Nesse curioso livro encontramos dois contos curtos: "O galo Adamastor" e "Val e Lalinha". Ambos são explicitamente inspirados por narrativas de Machado de Assis, o primeiro pelo conto "Idéias de canário" (originalmente publicado no livro de contos "Páginas Recolhidas", de 1899) e o segundo pelo romance mais famoso de Machado: "Memórias póstumas de Brás Cubas", de 1881. Oliveira Neto é professor universitário, trabalha com literatura, já publicou outros livros e conhece bem a obra de Machado de Assis. O que ele oferece em seus contos é uma versão contemporânea de algumas idéias de Machado, como se ele quisesse adaptar o estilo de Machado aos dias atuais (ao público atual, afinal de contas). A ambientação é contemporânea. O primeiro conto se passa numa vívida Florianópolis, com um narrador que se utiliza de redes sociais, carrega um tablet, vai ao shopping, faz selfies. Esse narrador, algo mambembe, algo amalucado, conta uma história onde quem entende o mundo e as coisas do mundo é um galo de briga que ele compra (mais pelos ensinamentos que recebe do bicho que para usá-lo em rinhas). O galo fala ao narrador como a liberdade é antes uma prática que um conceito abstrato e de como é possível perder-se em ilusões, aconselhando-o a procurar ajuda. O segundo já é uma narrativa urbana, entre uma psicóloga e uma interna de um presídio carioca, Lalinha, que lá está por ter presumivelmente morto uma rival amorosa, Val. As várias encarnações bandidas de Lalinha saem de seu prontuário policial e soam quase míticas, como são as aventuras de alguém que já viveu muito e sabe todos os desfechos possíveis. Os homens são secundários na trama, soam tolos com suas façanhas. Quem define o mundo é Lalinha e sua lógica. Mas assim como na história de Machado o leitor jamais saberá se ela é mesmo culpada ou inocente daquilo que é imputado a ela.
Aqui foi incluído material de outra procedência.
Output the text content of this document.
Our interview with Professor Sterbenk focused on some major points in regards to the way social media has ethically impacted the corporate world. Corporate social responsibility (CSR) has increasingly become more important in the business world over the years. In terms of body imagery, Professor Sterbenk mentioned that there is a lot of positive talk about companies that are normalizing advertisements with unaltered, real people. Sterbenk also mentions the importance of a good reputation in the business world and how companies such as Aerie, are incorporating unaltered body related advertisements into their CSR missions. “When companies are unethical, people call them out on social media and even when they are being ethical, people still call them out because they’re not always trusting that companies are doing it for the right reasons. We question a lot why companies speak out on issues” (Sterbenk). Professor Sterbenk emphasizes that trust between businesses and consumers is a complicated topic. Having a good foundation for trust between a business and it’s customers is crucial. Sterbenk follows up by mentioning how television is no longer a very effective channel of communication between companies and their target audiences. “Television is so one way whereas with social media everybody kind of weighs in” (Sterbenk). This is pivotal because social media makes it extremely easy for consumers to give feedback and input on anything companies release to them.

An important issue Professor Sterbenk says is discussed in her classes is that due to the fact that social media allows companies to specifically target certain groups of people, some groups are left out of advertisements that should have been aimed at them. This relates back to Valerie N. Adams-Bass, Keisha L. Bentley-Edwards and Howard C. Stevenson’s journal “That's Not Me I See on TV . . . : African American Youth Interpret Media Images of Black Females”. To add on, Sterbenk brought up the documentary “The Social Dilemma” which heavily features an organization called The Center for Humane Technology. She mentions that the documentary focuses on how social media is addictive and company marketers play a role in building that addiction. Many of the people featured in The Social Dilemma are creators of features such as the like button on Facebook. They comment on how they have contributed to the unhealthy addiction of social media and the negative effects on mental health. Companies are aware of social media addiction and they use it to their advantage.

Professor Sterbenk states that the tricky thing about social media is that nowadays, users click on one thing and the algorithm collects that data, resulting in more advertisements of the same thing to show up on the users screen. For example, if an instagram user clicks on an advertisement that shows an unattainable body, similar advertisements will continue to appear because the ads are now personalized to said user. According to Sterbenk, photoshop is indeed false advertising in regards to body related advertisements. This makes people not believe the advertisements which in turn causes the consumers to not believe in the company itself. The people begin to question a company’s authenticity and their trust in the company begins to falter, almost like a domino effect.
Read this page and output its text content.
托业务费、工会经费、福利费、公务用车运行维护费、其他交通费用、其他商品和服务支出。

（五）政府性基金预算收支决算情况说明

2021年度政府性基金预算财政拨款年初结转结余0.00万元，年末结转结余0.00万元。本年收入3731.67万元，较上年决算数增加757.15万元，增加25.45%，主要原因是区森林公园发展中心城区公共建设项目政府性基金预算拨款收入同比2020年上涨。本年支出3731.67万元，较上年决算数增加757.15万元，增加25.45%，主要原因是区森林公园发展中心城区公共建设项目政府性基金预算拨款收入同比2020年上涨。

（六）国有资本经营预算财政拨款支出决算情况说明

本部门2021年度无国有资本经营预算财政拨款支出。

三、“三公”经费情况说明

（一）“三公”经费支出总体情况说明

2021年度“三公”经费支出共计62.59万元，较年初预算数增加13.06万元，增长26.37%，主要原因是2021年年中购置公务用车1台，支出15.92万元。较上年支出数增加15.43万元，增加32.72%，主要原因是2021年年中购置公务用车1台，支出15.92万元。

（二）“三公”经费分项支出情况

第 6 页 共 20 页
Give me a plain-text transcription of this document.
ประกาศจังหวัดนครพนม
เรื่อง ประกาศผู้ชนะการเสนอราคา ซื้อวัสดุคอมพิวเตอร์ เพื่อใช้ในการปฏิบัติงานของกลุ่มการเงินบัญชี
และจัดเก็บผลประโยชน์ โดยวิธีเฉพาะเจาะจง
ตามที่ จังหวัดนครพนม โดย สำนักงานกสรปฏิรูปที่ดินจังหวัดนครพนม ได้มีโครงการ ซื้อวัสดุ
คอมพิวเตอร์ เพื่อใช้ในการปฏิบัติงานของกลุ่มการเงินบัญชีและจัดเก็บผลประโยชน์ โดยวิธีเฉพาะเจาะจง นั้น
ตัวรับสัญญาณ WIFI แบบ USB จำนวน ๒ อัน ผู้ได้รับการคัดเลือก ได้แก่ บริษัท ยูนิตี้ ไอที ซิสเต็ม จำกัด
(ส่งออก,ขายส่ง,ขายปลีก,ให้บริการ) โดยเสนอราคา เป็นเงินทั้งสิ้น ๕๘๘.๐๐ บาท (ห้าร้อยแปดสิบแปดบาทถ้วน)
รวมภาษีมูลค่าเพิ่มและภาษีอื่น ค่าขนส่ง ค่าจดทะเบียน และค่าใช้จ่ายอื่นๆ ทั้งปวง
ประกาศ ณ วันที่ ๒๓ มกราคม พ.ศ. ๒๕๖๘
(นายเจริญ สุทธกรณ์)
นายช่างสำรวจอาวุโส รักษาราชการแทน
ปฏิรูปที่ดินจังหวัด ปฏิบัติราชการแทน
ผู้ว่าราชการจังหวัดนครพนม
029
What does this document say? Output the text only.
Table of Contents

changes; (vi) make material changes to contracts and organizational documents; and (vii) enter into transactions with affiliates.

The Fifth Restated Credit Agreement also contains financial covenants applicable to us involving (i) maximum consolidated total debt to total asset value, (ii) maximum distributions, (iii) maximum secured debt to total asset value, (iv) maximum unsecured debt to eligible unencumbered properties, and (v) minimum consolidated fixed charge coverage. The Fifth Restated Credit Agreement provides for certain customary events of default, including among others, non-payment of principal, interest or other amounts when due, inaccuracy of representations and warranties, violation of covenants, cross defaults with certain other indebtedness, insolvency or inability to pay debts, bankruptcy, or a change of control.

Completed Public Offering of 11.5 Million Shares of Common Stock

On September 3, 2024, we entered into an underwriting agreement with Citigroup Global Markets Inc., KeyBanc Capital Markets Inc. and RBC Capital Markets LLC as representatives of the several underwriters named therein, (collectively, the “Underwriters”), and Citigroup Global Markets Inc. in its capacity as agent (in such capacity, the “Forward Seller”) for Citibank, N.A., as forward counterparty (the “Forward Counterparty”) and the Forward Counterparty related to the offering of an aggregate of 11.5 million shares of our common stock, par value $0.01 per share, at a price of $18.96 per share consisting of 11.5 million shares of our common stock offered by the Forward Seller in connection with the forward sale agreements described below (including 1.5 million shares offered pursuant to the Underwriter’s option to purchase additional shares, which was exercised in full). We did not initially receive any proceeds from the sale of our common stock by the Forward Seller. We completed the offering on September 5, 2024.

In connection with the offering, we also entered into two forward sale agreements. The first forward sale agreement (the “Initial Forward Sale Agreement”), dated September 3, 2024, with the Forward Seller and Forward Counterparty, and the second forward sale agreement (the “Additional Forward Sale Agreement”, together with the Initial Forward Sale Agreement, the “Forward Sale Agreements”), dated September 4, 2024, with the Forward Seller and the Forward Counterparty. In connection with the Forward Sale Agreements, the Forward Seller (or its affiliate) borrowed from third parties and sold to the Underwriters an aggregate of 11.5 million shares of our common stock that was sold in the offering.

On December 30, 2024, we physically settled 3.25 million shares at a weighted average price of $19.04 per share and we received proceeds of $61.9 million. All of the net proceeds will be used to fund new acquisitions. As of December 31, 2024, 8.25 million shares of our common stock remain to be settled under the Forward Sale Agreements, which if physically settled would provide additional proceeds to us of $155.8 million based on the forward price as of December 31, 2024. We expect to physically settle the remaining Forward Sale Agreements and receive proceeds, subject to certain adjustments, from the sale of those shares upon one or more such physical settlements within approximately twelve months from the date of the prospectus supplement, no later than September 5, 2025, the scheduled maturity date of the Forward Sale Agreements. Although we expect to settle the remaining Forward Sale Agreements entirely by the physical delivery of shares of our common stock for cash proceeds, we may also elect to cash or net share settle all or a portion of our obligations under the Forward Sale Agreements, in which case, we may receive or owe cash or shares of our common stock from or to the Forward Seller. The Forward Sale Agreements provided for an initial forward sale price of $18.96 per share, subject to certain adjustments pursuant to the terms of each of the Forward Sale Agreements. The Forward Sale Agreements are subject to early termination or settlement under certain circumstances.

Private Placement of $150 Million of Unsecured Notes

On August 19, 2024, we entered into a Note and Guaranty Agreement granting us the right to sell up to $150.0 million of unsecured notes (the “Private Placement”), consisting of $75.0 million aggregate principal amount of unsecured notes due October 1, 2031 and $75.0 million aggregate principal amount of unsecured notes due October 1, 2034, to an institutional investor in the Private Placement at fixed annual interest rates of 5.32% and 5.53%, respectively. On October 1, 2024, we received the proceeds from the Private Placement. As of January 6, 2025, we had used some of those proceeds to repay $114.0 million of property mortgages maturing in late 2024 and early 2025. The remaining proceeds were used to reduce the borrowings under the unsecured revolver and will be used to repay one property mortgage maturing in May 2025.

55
Se nos dois contos encontramos cousas que são bem próprias de Machado de Assis: capítulos curtos, um narrador que se dirige sempre ao leitor, ironias nada sutis, um realismo que dói, bom humor e linguagem cheia de matizes, encontramos também as preocupações de alguém que vive nesse complexo Brasil do início do século XXI. Enfim, se os dois contos são mesmo releituras de histórias de Machado de Assis, são também histórias que se defendem sozinhas. Talvez fosse o caso do Godofredo de Oliveira Neto produzir mais pastiches de histórias machadianas.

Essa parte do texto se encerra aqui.